Por: FRANCISCO S. CRUZ
El fenómeno no es nuevo, pues viene desde los tiempos de la hegemonía neo-colonial de los imperios (finales del siglo XIX: sus periferias geográficas) y su gravitación en zonas geopolíticas especificas: post Segunda Guerra Mundial (1939-45), Guerra Fría (1945-1985: Caída del Muro de Berlín e instauración de la Perestroika) y la creación de agencias noticiosas como expresión geopolítica-mediática de los centros del capitalismo mundial para “informar”; pero, sobre todo, manipular y tergiversar los conflictos armados, elaborar y posicionar una “Opinión Publica” mundial a partir de ciertos estereotipos o formatos informativos de penetración ideológica-cultural; y para el caso de Latinoamérica –en otra época- de grosera intervención militar-electoral.
Lógicamente, con los últimos avances científicos-tecnológicos, el fin de la Guerra Fría, la crisis de los paradigmas políticos-ideológicos y la creación de la Internet –su uso masivo y con ello, la irrupción de las redes sociales- se ha producido una innegable ruptura universal de las vías -ya no tan clásicas- para alcanzar el poder, al tiempo que cada vez –dicho poder- esta mas disperso, fraccionado, y no pocas veces, según, Moisés Naím, en manos de terroristas y piratas cibernéticos…

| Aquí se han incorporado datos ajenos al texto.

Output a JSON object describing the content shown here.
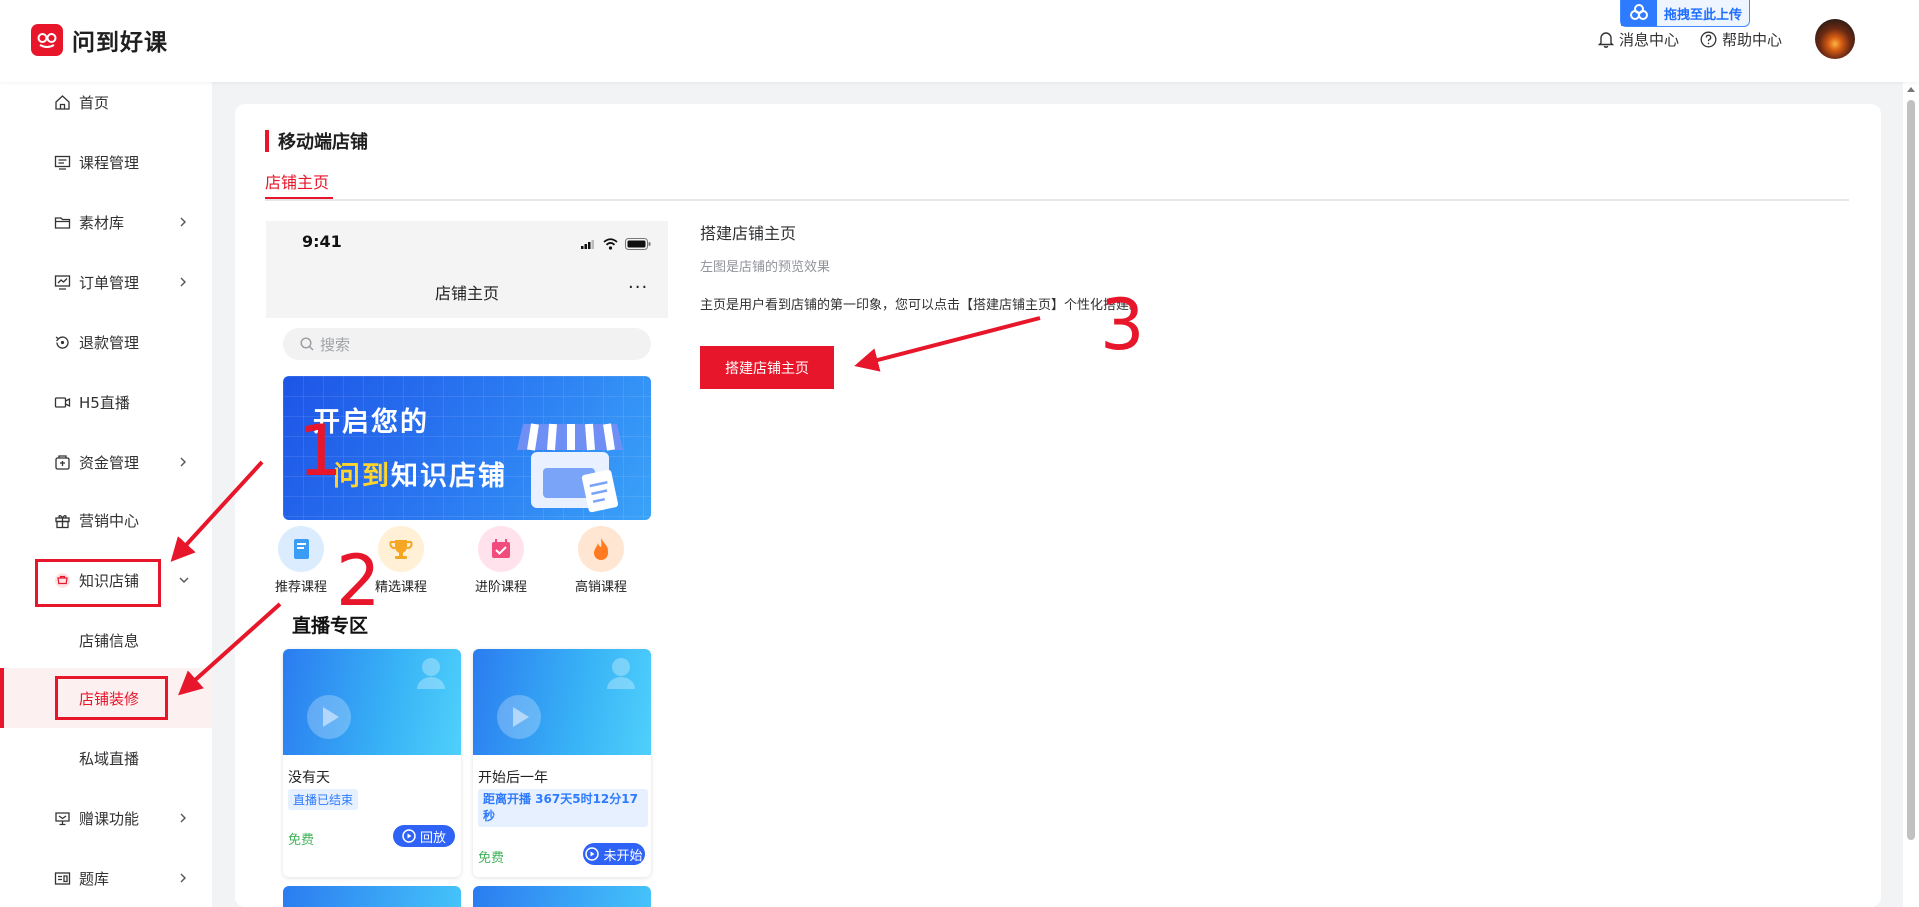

Un ejemplo bastante elocuente -de esa vieja práctica de la manipulación periodistica (de los poderes fácticos mundiales)-, y que ya ha sido evidenciada por algunos medios digitales (porque los impresos, en mayoría, siguen afiliados a esas agencias de servicio de noticias), se da con el tratamiento-enfoque sobre la situación de Venezuela y, más reciente, pero en el mismo contexto-escenario, con el caso de la esposa del dirigente opositor Leopoldo López, Lilian Tintori, y el hallazgo, en su vehículo, de unos 200 millones de bolívares (“…que el dinero es de su familia…”, periódico El Mundo), en efectivos y de su propiedad, según ha confesado la propia Sra. Tintori.
EL AUTOR es presidente del PLD en Washington, donde reside.